WACO _ After the end of the regular season this year, Baylor junior forward Ekpe Udoh and junior guard Lace Darius Dunn vowed to return to the Bears next year for their senior season.
Now it's anybody guess as to whether the Bears' dynamic duo will play another college game.
As they did all season, Udoh and Dunn had an incredible run during the Big 12 postseason tournament and NCAA Tournament. So much so that they've attracted so much attention that they could become first-round picks in the June NBA Draft.
Underclassmen have until Apr. 25 to declare as a hardship case for the NBA Draft. And Baylor coach Scott Drew isn't sure which way Udoh and Dunn are leaning.
"Ekpe's somebody that's very analytical, very thoughtful,'' Drew said Tuesday. "He'll pray about it and he won't make a bad decision.
"He'll make what's best for him and his family, and that's the right way to do it after gathering information and know what his options are.''
Udoh set a single-season Big 12 record for blocks this year with 133. He also averaged 13.9 points and 9.8 rebounds, shot 49 percent from the field and finished fifth in the nation in blocks with 3.88 per game.
The 6-10 Udoh played two seasons at Michigan before transferring to Baylor in June of 2008. He quickly became a fan favorite with his hustle and ability to shut down the middle of the paint, and wound up becoming a third-team All-American.
"Ekpe is somebody that loves Baylor and loves the people and loves representing this university,'' Drew said. "At the same time his goal -- as most players -- is to always play at the highest level, and he's put himself in position to be able to do that.
"He's got two great opportunities, and as a coach we support whatever he chooses. When you have great options, then it's up to the player to make decisions.''
Like Udoh, Dunn will also have a tough decision to make regarding his future. The 6-4 junior from Monroe, La, finished the year second in the Big 12 in scoring (19.6 ppg), and shot 45 percent from the field and .419 percent from three-point range.
"Lace will do the exact same thing (as Udoh),'' Drew said. "Gather information, pray about it and then make a good decision.''
In addition to Udoh and Dunn, Drew said senior point guard Tweety Carter and center senior Josh Lomers could be in a pro basketball uniform this time next year. Remarkably, to say that four players off one Baylor team could be playing pro basketball next season speaks volumes about how far Drew has brought this program since arriving in Waco seven years ago.

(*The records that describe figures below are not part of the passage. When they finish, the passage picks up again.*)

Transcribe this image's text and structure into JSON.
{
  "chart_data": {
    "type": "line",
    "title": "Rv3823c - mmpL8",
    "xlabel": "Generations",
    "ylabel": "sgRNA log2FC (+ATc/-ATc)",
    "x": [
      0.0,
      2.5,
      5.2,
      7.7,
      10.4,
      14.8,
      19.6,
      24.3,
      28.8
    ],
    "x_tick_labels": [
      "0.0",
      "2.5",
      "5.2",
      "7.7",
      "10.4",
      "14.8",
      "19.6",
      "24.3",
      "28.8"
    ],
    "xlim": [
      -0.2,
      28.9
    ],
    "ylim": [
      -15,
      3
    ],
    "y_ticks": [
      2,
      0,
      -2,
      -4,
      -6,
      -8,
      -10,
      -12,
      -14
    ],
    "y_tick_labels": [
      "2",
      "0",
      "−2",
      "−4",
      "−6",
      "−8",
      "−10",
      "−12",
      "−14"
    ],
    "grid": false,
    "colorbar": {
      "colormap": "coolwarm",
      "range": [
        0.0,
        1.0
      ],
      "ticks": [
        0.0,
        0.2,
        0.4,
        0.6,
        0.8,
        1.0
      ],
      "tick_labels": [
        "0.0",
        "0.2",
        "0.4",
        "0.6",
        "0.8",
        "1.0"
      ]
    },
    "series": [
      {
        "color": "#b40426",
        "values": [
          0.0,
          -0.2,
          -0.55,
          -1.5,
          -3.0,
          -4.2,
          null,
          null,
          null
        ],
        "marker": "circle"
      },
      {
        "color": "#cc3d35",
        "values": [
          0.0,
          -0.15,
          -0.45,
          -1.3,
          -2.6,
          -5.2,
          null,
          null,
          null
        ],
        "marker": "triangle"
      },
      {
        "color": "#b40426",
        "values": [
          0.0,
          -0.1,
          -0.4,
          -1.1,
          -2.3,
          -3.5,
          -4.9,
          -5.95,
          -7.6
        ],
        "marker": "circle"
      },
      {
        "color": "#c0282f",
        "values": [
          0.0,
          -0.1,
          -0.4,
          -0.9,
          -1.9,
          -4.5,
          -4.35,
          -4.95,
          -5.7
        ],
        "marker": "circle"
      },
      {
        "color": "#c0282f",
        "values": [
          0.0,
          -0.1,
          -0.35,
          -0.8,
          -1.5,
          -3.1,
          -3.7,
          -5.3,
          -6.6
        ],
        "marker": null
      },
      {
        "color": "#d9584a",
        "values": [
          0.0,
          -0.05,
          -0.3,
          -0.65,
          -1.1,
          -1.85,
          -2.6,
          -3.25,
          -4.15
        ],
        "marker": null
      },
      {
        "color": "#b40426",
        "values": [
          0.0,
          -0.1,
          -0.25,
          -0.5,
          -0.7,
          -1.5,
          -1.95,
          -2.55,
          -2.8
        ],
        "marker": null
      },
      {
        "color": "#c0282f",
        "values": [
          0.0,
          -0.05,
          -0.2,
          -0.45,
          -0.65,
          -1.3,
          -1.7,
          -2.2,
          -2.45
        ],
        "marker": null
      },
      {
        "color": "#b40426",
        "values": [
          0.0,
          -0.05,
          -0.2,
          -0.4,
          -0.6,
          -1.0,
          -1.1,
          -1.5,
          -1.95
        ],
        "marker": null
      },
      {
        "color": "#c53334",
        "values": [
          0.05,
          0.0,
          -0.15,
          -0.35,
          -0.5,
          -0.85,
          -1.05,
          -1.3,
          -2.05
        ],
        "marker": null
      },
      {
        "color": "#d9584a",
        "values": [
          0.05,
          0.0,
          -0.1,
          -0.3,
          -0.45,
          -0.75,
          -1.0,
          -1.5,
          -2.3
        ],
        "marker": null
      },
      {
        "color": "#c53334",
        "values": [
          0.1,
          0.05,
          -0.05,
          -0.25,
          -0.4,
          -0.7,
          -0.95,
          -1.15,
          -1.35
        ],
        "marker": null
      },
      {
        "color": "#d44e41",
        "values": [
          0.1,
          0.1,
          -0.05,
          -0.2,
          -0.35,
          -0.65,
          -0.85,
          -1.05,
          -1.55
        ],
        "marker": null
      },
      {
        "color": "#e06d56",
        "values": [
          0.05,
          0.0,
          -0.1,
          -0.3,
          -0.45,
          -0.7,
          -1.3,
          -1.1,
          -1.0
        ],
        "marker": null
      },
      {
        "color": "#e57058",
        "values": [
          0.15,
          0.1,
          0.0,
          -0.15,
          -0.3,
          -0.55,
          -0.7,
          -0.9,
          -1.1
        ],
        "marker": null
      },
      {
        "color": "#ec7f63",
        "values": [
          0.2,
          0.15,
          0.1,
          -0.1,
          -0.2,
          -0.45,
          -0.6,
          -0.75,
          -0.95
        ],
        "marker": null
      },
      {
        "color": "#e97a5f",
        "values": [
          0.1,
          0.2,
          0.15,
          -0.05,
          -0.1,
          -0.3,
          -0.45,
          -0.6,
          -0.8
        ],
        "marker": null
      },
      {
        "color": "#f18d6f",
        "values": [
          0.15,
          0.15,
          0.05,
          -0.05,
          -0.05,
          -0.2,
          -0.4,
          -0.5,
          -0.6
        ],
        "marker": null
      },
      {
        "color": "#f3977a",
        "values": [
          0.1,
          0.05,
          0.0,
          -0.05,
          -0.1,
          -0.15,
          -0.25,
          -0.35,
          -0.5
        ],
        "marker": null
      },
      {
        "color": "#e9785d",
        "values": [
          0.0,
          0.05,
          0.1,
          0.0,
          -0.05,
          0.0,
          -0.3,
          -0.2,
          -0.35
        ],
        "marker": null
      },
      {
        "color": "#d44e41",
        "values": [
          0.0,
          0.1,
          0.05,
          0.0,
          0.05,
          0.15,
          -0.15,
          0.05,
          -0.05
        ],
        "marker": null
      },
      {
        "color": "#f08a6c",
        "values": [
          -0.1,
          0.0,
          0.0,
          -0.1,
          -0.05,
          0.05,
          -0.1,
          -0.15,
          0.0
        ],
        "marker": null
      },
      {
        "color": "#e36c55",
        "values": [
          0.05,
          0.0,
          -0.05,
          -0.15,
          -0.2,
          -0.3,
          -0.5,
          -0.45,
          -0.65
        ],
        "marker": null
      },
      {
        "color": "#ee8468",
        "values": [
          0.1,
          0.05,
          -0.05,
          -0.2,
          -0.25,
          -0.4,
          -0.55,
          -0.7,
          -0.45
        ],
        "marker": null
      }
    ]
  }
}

Saddled with the murder of one player by another and the subsequent cover-up by former coach Dave Bliss, Drew took over arguably the worst coaching situation in the nation. At the time, quality recruits were staying away from Baylor as if the school had the plague, and turning the program around any time soon seemed like a pipe dream.
But seven years later, and the Bears have put together back-to-back-to-back 20-win seasons for the first time in school history. They also won a school-record 28 games this year and reached the NCAA Tournament Elite 8 for the first time in the modern era.
Players with NBA potential like Udoh and Dunn sure helped the cause.
"If you get into coaching your goal is always to help young people,'' Drew said. "Our goal is to help them reach their goals and dreams.
"So for us it's a situation where when they leave Baylor we want them to have options, we want them to have a degree, and we want them to have a chance to play professional basketball. When we first got to Baylor we weren't worried about (players turning pro). We weren't provided opportunities like this.''
Back then, Drew was just worried about fielding a decent team that wouldn't get blown out. Now, to have four potential pro prospects on one team shows just how far the Bears have come from the dark days under Bliss' stewardship.
Meanwhile, Carter is participating in the Portsmouth Invitational Tournament -- which showcases the best seniors in college basketball -- with his first game slated for Wednesday at 6 p.m. in Portsmouth, Va. Two of his teammates are Texas A&M center Bryan Davis and Oklahoma guard Tony Crocker.
"Tweety and Josh both would like to try to play professionally, which is great because you want to play as long as you can, because when you hang it up you're not going to play any more and you can't go back and do that,'' Drew said. "Both of them should have opportunities and both of them would love to play in the NBA.
"But nowadays you can play in the (NBA) D-League, you can play overseas. If you want to play and you're talented like those two, you can play for awhile. Obviously, we're hoping the best for them. Their stock has definitely gone up, so that's a good thing.''
So has the stock of Baylor, which could become known as a school that produces pro basketball players.